L'AI Act est entré en application par étapes, et la plupart des entreprises que nous rencontrons en surestiment les contraintes autant qu'elles en sous-estiment la documentation exigée.
La logique du texte : quatre niveaux de risque
Le règlement ne régule pas « l'IA » — il régule des usages, classés par risque. Les pratiques interdites (notation sociale, manipulation) ne concernent pas une entreprise normale. Le haut risque couvre des domaines précis : recrutement, crédit, éducation, infrastructures critiques. Le risque limité impose surtout de la transparence : un chatbot doit se déclarer comme tel. Tout le reste — la grande majorité des usages en entreprise — relève du risque minimal, sans obligation nouvelle.
Le piège du haut risque involontaire
Le cas qui surprend : un outil interne qui trie des CV ou évalue des collaborateurs est un système à haut risque, même s'il ne fait « que » pré-filtrer. Les obligations sont alors réelles : gestion des risques documentée, données de qualité démontrable, supervision humaine effective, journalisation, documentation technique.
Si vous utilisez de l'IA dans le recrutement ou l'évaluation RH, c'est le premier chantier à auditer. Pas parce que c'est interdit — parce que c'est encadré.

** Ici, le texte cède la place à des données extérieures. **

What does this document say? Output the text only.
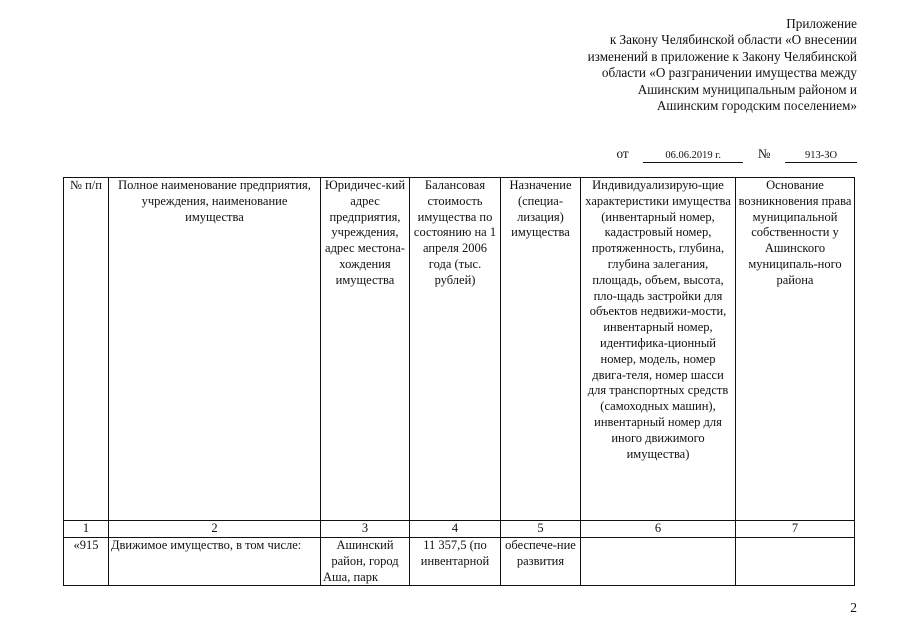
Приложение
к Закону Челябинской области «О внесении
изменений в приложение к Закону Челябинской
области «О разграничении имущества между
Ашинским муниципальным районом и
Ашинским городским поселением»
от	06.06.2019 г.	№	913-ЗО
№ п/п	Полное наименование предприятия, учреждения, наименование имущества	Юридичес-кий адрес предприятия, учреждения, адрес местона-хождения имущества	Балансовая стоимость имущества по состоянию на 1 апреля 2006 года (тыс. рублей)	Назначение (специа-лизация) имущества	Индивидуализирую-щие характеристики имущества (инвентарный номер, кадастровый номер, протяженность, глубина, глубина залегания, площадь, объем, высота, пло-щадь застройки для объектов недвижи-мости, инвентарный номер, идентифика-ционный номер, модель, номер двига-теля, номер шасси для транспортных средств (самоходных машин), инвентарный номер для иного движимого имущества)	Основание возникновения права муниципальной собственности у Ашинского муниципаль-ного района
1	2	3	4	5	6	7
«915	Движимое имущество, в том числе:	Ашинский район, город Аша, парк	11 357,5 (по инвентарной	обеспече-ние развития		
2
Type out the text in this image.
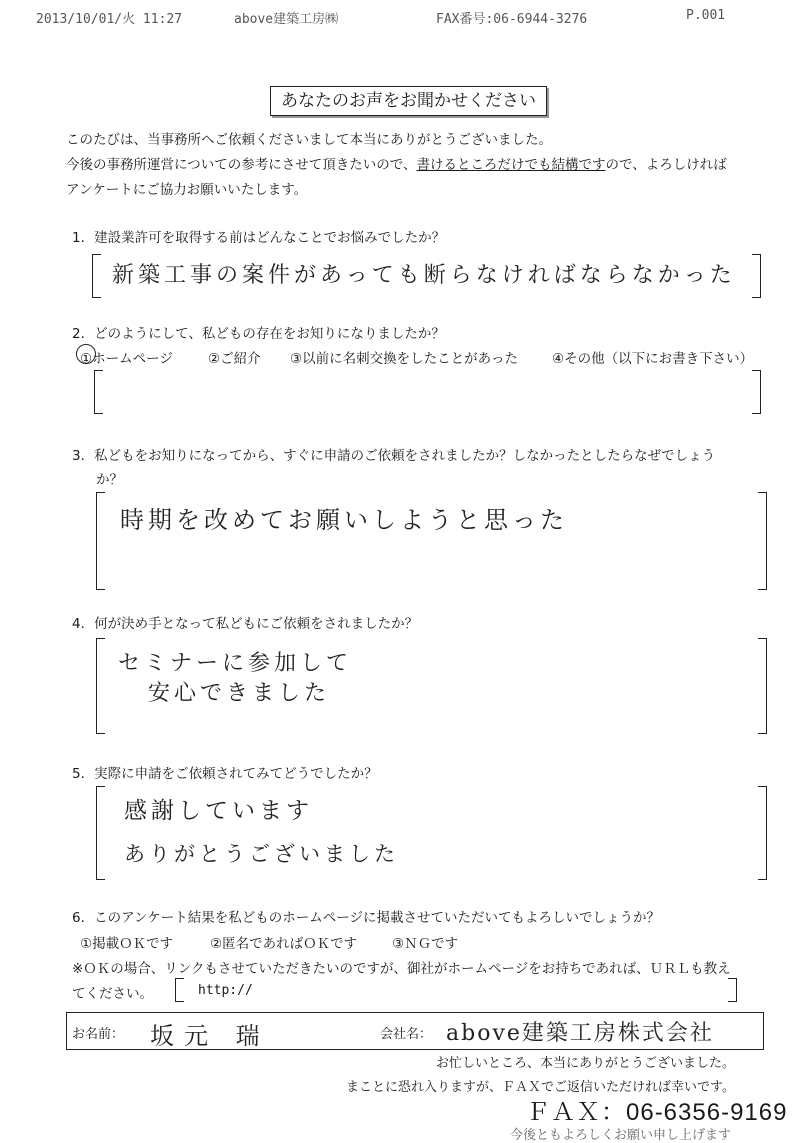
2013/10/01/火 11:27	above建築工房㈱	FAX番号:06-6944-3276	P.001
あなたのお声をお聞かせください
このたびは、当事務所へご依頼くださいまして本当にありがとうございました。
今後の事務所運営についての参考にさせて頂きたいので、書けるところだけでも結構ですので、よろしければ
アンケートにご協力お願いいたします。
1．建設業許可を取得する前はどんなことでお悩みでしたか？
新築工事の案件があっても断らなければならなかった
2．どのようにして、私どもの存在をお知りになりましたか？
①ホームページ	②ご紹介 ③以前に名刺交換をしたことがあった	④その他（以下にお書き下さい）
3．私どもをお知りになってから、すぐに申請のご依頼をされましたか？しなかったとしたらなぜでしょう
か？
時期を改めてお願いしようと思った
4．何が決め手となって私どもにご依頼をされましたか？
セミナーに参加して
安心できました
5．実際に申請をご依頼されてみてどうでしたか？
感謝しています
ありがとうございました
6．このアンケート結果を私どものホームページに掲載させていただいてもよろしいでしょうか？
①掲載ＯＫです	②匿名であればＯＫです	③ＮＧです
※ＯＫの場合、リンクもさせていただきたいのですが、御社がホームページをお持ちであれば、ＵＲＬも教え
てください。	http://
お名前： 坂元 瑞	会社名： above建築工房株式会社
お忙しいところ、本当にありがとうございました。
まことに恐れ入りますが、ＦＡＸでご返信いただければ幸いです。
ＦＡＸ：06-6356-9169
今後ともよろしくお願い申し上げます
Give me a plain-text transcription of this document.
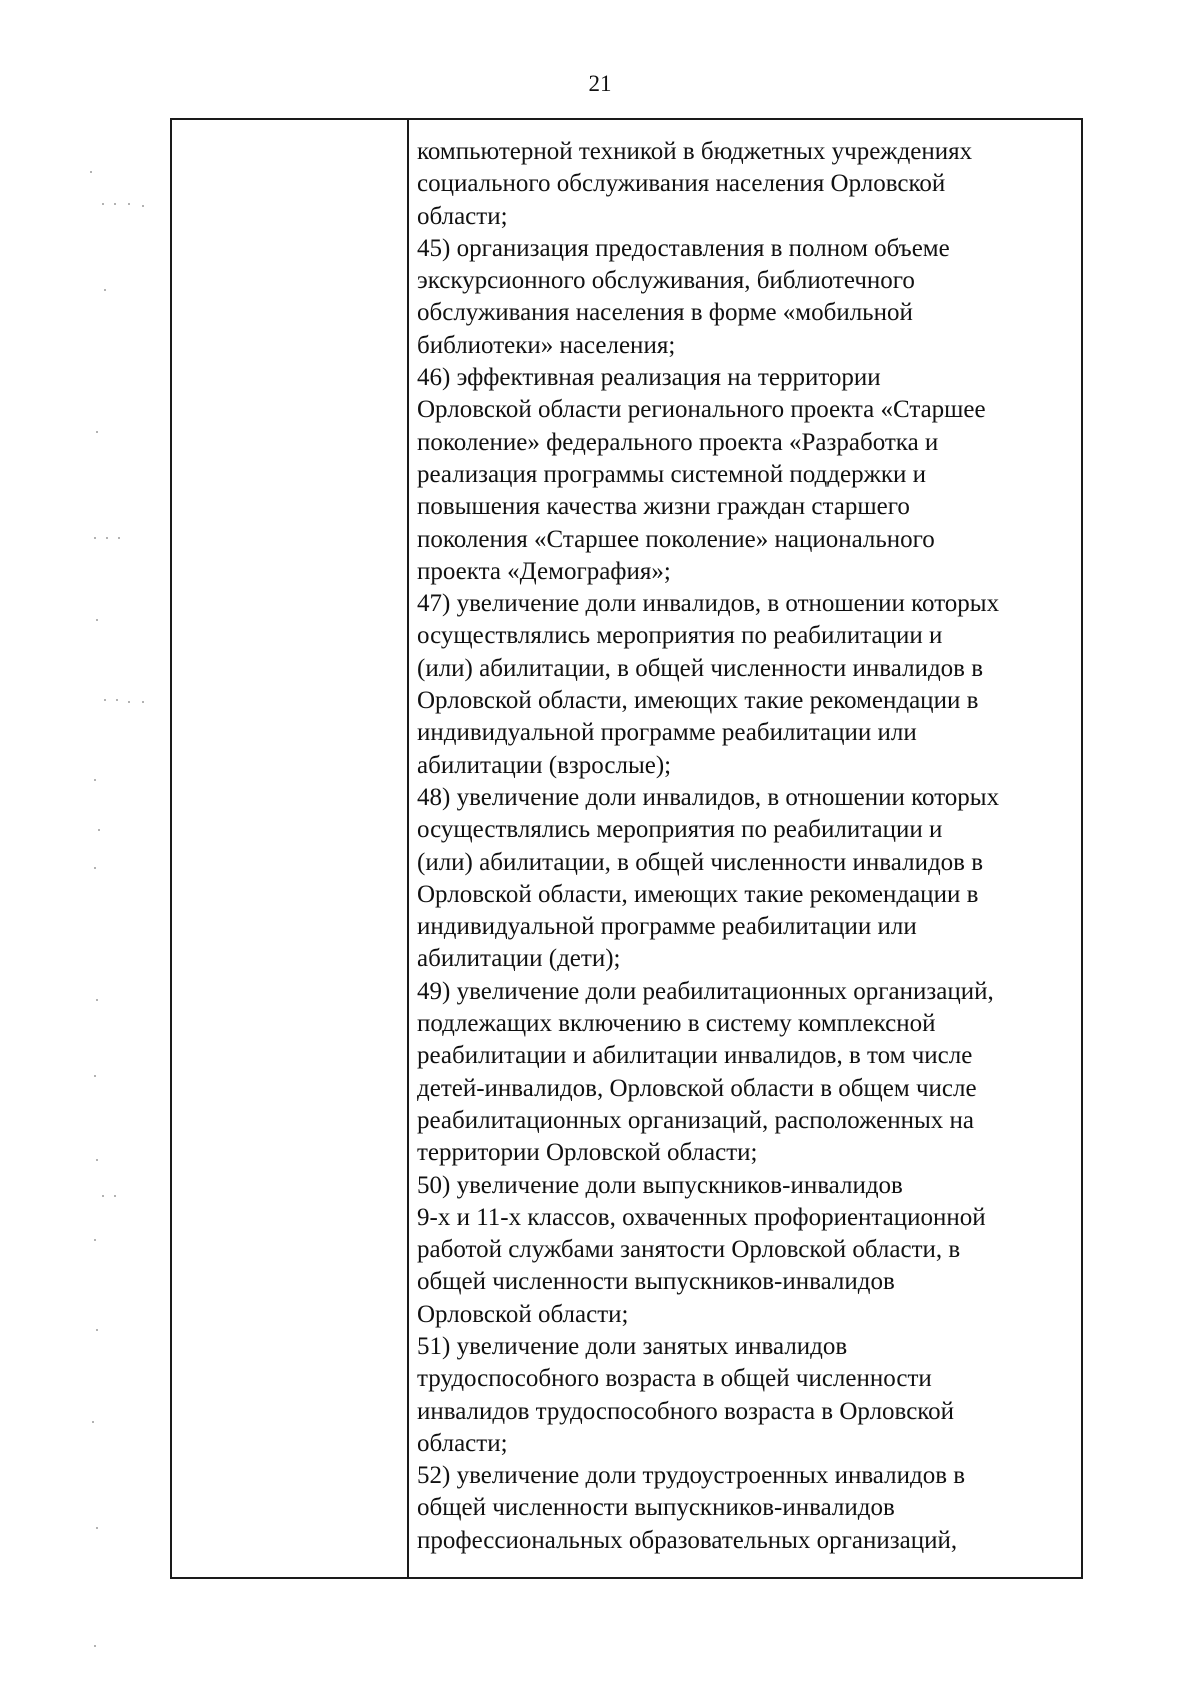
21
компьютерной техникой в бюджетных учреждениях
социального обслуживания населения Орловской
области;
45) организация предоставления в полном объеме
экскурсионного обслуживания, библиотечного
обслуживания населения в форме «мобильной
библиотеки» населения;
46) эффективная реализация на территории
Орловской области регионального проекта «Старшее
поколение» федерального проекта «Разработка и
реализация программы системной поддержки и
повышения качества жизни граждан старшего
поколения «Старшее поколение» национального
проекта «Демография»;
47) увеличение доли инвалидов, в отношении которых
осуществлялись мероприятия по реабилитации и
(или) абилитации, в общей численности инвалидов в
Орловской области, имеющих такие рекомендации в
индивидуальной программе реабилитации или
абилитации (взрослые);
48) увеличение доли инвалидов, в отношении которых
осуществлялись мероприятия по реабилитации и
(или) абилитации, в общей численности инвалидов в
Орловской области, имеющих такие рекомендации в
индивидуальной программе реабилитации или
абилитации (дети);
49) увеличение доли реабилитационных организаций,
подлежащих включению в систему комплексной
реабилитации и абилитации инвалидов, в том числе
детей-инвалидов, Орловской области в общем числе
реабилитационных организаций, расположенных на
территории Орловской области;
50) увеличение доли выпускников-инвалидов
9-х и 11-х классов, охваченных профориентационной
работой службами занятости Орловской области, в
общей численности выпускников-инвалидов
Орловской области;
51) увеличение доли занятых инвалидов
трудоспособного возраста в общей численности
инвалидов трудоспособного возраста в Орловской
области;
52) увеличение доли трудоустроенных инвалидов в
общей численности выпускников-инвалидов
профессиональных образовательных организаций,
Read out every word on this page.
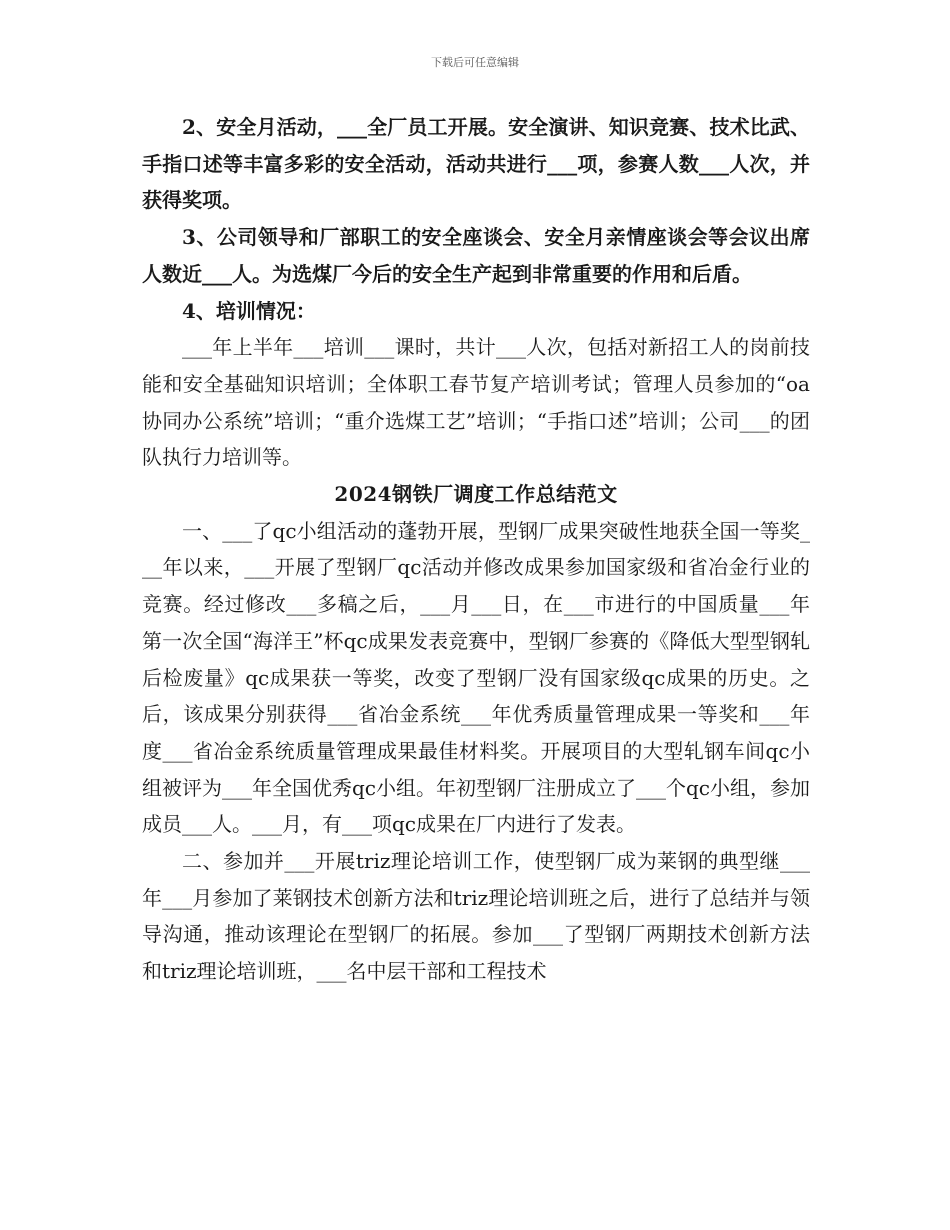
下载后可任意编辑

2、安全月活动，___全厂员工开展。安全演讲、知识竞赛、技术比武、手指口述等丰富多彩的安全活动，活动共进行___项，参赛人数___人次，并获得奖项。

3、公司领导和厂部职工的安全座谈会、安全月亲情座谈会等会议出席人数近___人。为选煤厂今后的安全生产起到非常重要的作用和后盾。

4、培训情况：

___年上半年___培训___课时，共计___人次，包括对新招工人的岗前技能和安全基础知识培训；全体职工春节复产培训考试；管理人员参加的“oa协同办公系统”培训；“重介选煤工艺”培训；“手指口述”培训；公司___的团队执行力培训等。

2024钢铁厂调度工作总结范文

一、___了qc小组活动的蓬勃开展，型钢厂成果突破性地获全国一等奖___年以来，___开展了型钢厂qc活动并修改成果参加国家级和省冶金行业的竞赛。经过修改___多稿之后，___月___日，在___市进行的中国质量___年第一次全国“海洋王”杯qc成果发表竞赛中，型钢厂参赛的《降低大型型钢轧后检废量》qc成果获一等奖，改变了型钢厂没有国家级qc成果的历史。之后，该成果分别获得___省冶金系统___年优秀质量管理成果一等奖和___年度___省冶金系统质量管理成果最佳材料奖。开展项目的大型轧钢车间qc小组被评为___年全国优秀qc小组。年初型钢厂注册成立了___个qc小组，参加成员___人。___月，有___项qc成果在厂内进行了发表。

二、参加并___开展triz理论培训工作，使型钢厂成为莱钢的典型继___年___月参加了莱钢技术创新方法和triz理论培训班之后，进行了总结并与领导沟通，推动该理论在型钢厂的拓展。参加___了型钢厂两期技术创新方法和triz理论培训班，___名中层干部和工程技术
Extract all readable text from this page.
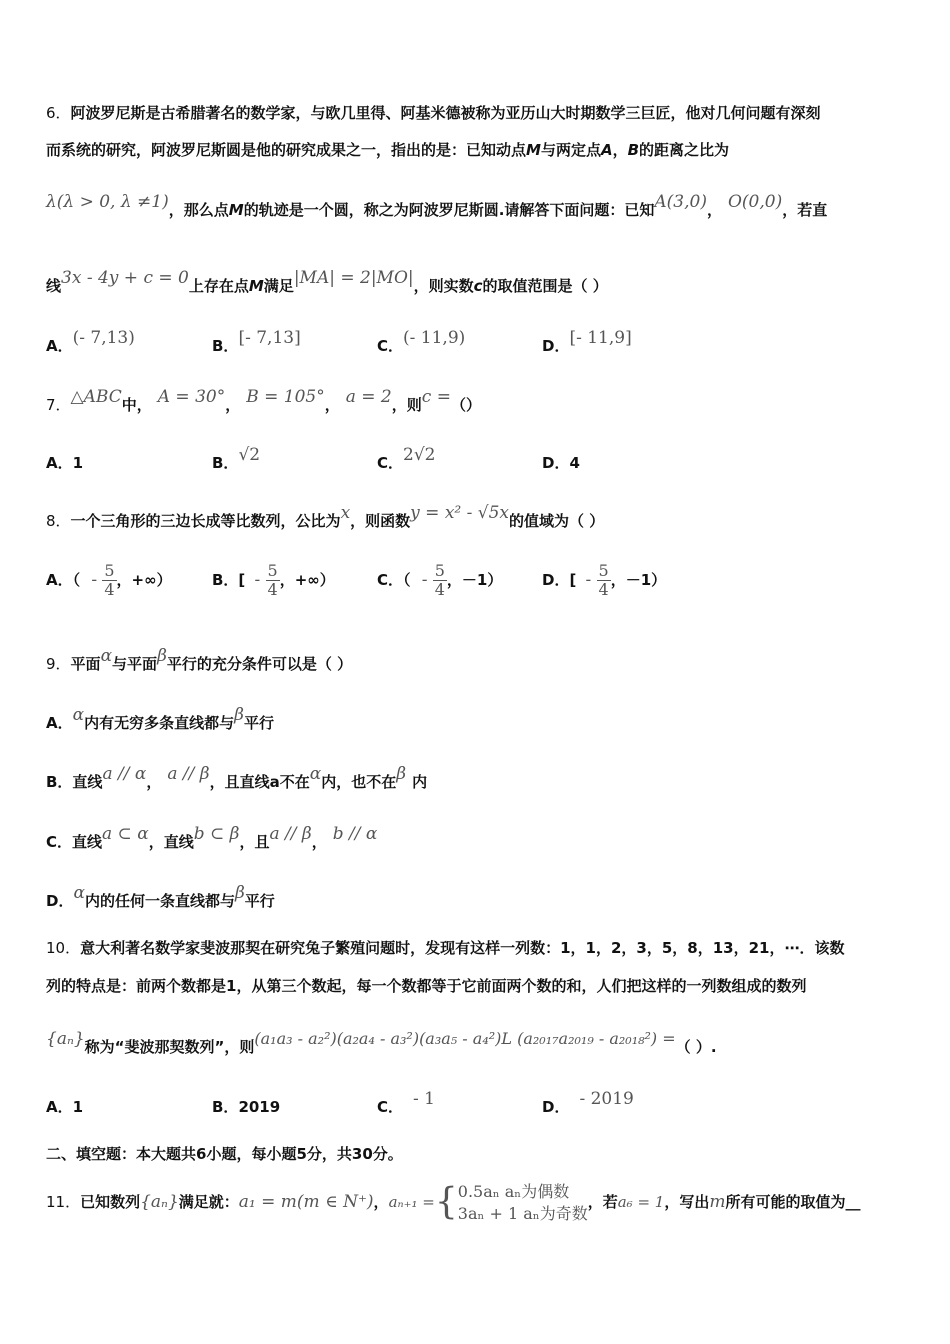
6．阿波罗尼斯是古希腊著名的数学家，与欧几里得、阿基米德被称为亚历山大时期数学三巨匠，他对几何问题有深刻
而系统的研究，阿波罗尼斯圆是他的研究成果之一，指出的是：已知动点M与两定点A，B的距离之比为
λ(λ > 0, λ ≠1)，那么点M的轨迹是一个圆，称之为阿波罗尼斯圆.请解答下面问题：已知A(3,0)， O(0,0)，若直
线3x - 4y + c = 0上存在点M满足|MA| = 2|MO|，则实数c的取值范围是（ ）
A．(- 7,13)	B．[- 7,13]	C．(- 11,9)	D．[- 11,9]
7．△ABC中， A = 30°， B = 105°， a = 2，则c =（）
A．1	B．√2	C．2√2	D．4
8．一个三角形的三边长成等比数列，公比为x，则函数y = x² - √5x的值域为（ ）
A．（ - $\frac{5}{4}$ ，+∞）	B．[ - $\frac{5}{4}$ ，+∞）	C．（ - $\frac{5}{4}$ ，－1）	D．[ - $\frac{5}{4}$ ，－1）
9．平面α与平面β平行的充分条件可以是（ ）
A．α内有无穷多条直线都与β平行
B．直线a // α， a // β，且直线a不在α内，也不在β 内
C．直线a ⊂ α，直线b ⊂ β，且a // β， b // α
D．α内的任何一条直线都与β平行
10．意大利著名数学家斐波那契在研究兔子繁殖问题时，发现有这样一列数：1，1，2，3，5，8，13，21，⋯．该数
列的特点是：前两个数都是1，从第三个数起，每一个数都等于它前面两个数的和，人们把这样的一列数组成的数列
{aₙ}称为“斐波那契数列”，则(a₁a₃ - a₂²)(a₂a₄ - a₃²)(a₃a₅ - a₄²)L (a₂₀₁₇a₂₀₁₉ - a₂₀₁₈²) =（ ）.
A．1	B．2019	C． - 1	D． - 2019
二、填空题：本大题共6小题，每小题5分，共30分。
11．已知数列{aₙ}满足就：a₁ = m(m ∈ N⁺)，aₙ₊₁ ={ 0.5aₙ aₙ为偶数
3aₙ + 1 aₙ为奇数
，若a₆ = 1，写出m所有可能的取值为__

Ce que nous mettons en place par défaut
La bonne nouvelle : les exigences du règlement recoupent largement ce qu'un système bien construit fait déjà. Un registre des systèmes IA et de leur classification. La traçabilité des décisions — quelle version du modèle, quelles données, quel score de confiance. La supervision humaine avec un vrai pouvoir d'intervention, pas un tampon. Et une documentation qui décrit ce que le système sait et ne sait pas faire.
Ces quatre éléments coûtent peu quand ils sont intégrés dès la conception, et très cher en rattrapage.
Par où commencer
Un inventaire d'une page : chaque usage IA existant ou prévu, sa catégorie de risque, l'écart de conformité. Pour la plupart des PME, cet exercice tient en une journée et débouche sur trois actions concrètes. C'est nettement moins effrayant que la lecture du règlement — et c'est opposable, le jour où un client ou un auditeur pose la question.